Anonymous 0 Comments

Ultra processed could also include the facsimile of real ingredients, some notorious examples being honey (often substituted by corn syrup+Carmel color) maple syrup (same scam) blueberries in waffles/muffins (blueberry flavored gelatin orbees that are dyed blue) and dairy substitutes in whipped cream or cheese flavoring. You’ll also see a notorious proliferation of deceptive terms to sidestep a lack of less processed ingredients. When you think “chocolate chips” you’ll typically envision semisweet morsels made from cocoa and cane sugar. But often this has been replaced by cheaper alternatives – “chocolately bits/coating” on cheap snack products is often a negligible amount of cocoa, palm oil and HFCS.

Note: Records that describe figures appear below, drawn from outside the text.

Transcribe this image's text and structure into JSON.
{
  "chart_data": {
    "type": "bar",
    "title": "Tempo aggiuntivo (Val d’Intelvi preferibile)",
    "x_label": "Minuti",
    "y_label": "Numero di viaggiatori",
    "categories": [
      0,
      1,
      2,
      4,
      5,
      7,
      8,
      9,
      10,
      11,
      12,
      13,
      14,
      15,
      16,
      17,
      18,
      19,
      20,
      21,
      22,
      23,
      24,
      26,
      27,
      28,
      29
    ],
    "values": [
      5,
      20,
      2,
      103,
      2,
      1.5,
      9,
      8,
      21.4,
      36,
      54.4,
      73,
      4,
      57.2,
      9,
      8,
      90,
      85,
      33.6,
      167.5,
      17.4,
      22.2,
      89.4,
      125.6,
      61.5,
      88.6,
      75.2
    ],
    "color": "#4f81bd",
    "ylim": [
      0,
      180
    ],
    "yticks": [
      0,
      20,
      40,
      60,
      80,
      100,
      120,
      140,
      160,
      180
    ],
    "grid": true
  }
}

Another irritating example is peanut butter. “Natural” peanut butter is just ground peanuts, maybe a little bit of salt in there. But heavily processed peanut butter actually takes out the peanut oil (which is valuable and used elsewhere for higher end cooking oil) and replaced with cheaper seed oils that will produce a more uniform texture and might have other favorable properties like shelf life.

Then you have products that use ingredients that would otherwise use foods we’d consider spoiled. Hershey’s chocolate and ranch dressing are both notorious for using milk that would be too rancid tasting to use in other dairy products but it’s functional enough and significantly cheaper than using fresh skin milk or buttermilk.